Lindsey Graham vacated his Senate seat. South Carolina now faces the unthinkable task of finding another human being to sit in a chair and vote on things.
Nancy Mace leads the speculation. She's a GOP Rep who presumably knows where Washington D.C. is located. That's apparently enough qualification in 2026. Gov. Henry McMaster also gets mentioned, which makes sense because he already has a title that sounds important.
The financial markets remain completely unaffected by this development because Senate seats have never moved a stock price in the history of capitalism. Yet here we are, pretending this matters to your portfolio. Some retail trader in Spartanburg is probably screening for "Senate replacement plays" right now. He will lose money. The loss will have nothing to do with Graham's departure and everything to do with him being the kind of person who googles "Senate replacement plays."

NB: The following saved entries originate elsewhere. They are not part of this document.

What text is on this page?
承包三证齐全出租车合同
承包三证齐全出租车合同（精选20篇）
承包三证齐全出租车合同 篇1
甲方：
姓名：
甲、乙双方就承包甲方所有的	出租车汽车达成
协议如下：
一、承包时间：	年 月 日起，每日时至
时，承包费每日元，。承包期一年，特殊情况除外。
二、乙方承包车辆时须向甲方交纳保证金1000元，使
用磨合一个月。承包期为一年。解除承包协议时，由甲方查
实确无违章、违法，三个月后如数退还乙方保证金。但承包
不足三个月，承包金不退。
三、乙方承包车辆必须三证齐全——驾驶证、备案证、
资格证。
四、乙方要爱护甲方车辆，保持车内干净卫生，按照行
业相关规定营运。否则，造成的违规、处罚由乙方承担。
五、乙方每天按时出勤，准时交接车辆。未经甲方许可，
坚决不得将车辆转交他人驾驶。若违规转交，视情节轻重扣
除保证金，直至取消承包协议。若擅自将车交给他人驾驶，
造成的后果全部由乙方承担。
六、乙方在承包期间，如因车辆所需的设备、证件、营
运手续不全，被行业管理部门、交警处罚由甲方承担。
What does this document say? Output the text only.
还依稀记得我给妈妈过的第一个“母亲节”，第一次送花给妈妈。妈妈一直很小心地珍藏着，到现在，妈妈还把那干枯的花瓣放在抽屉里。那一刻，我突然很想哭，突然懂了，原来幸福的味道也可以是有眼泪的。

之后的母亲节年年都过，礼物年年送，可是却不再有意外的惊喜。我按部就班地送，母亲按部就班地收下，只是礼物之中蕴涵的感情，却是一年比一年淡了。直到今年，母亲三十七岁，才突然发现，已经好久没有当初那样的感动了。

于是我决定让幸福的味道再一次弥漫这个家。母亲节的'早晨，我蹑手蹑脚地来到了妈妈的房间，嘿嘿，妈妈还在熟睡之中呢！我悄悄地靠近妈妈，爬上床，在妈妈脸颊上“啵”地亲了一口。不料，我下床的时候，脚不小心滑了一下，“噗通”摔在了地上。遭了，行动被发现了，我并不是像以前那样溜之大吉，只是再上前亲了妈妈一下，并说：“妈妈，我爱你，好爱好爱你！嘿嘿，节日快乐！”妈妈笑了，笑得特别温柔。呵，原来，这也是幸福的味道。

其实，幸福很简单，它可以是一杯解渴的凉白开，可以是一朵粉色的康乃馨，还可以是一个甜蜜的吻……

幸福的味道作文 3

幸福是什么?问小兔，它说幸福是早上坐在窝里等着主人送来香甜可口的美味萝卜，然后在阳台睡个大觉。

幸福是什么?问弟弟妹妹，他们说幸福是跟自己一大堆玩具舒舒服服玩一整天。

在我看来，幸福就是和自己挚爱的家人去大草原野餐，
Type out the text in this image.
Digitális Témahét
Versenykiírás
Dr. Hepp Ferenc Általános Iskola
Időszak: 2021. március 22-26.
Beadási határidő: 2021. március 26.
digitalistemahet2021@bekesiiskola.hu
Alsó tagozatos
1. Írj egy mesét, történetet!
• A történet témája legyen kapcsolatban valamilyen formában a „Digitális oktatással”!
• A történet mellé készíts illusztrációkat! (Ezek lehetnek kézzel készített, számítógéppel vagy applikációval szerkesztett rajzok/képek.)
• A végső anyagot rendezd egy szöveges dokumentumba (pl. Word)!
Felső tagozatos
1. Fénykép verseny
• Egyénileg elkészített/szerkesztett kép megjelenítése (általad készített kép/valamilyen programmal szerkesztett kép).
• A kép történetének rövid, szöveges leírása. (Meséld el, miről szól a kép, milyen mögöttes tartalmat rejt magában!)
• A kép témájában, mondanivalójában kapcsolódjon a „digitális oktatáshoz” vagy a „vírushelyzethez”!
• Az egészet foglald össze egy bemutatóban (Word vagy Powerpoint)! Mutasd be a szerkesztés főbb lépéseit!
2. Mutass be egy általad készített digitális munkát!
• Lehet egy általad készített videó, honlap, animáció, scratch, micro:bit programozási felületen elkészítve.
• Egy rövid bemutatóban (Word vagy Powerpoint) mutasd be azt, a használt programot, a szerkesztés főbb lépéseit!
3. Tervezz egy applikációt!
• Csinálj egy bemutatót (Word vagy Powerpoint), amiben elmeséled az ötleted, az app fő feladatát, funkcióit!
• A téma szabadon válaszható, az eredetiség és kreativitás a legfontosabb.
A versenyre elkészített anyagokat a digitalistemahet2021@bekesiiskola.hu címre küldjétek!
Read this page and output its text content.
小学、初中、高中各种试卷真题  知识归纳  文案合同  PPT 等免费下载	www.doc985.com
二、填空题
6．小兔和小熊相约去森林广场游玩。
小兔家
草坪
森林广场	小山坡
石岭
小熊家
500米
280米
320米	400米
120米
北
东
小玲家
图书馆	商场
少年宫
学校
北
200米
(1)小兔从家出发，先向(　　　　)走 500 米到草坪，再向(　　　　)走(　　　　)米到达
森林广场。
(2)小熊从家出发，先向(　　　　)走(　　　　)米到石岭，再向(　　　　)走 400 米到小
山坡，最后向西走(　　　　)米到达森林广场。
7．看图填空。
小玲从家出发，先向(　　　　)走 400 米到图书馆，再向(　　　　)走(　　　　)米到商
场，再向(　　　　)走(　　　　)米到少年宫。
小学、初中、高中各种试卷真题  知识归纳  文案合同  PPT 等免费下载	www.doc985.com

South Carolina's GDP will not change based on who fills this seat. Defense contractors will get their money either way. The textile mills that still exist will continue not hiring. Myrtle Beach will remain exactly as depressing as it currently is.
Graham himself left for reasons the headline doesn't specify and I won't pretend to care about. The seat is empty. Someone will fill it. That person will vote along party lines 94% of the time just like Graham did and just like whoever came before Graham did.
Mace vs. McMaster represents a fascinating choice between two people whose policy positions I could not distinguish at gunpoint. One of them will win. The other will continue doing whatever they're currently doing. South Carolina will remain South Carolina. Your tech stocks will move based on earnings reports and Fed policy, not based on which Republican gets a new office in the Russell Building.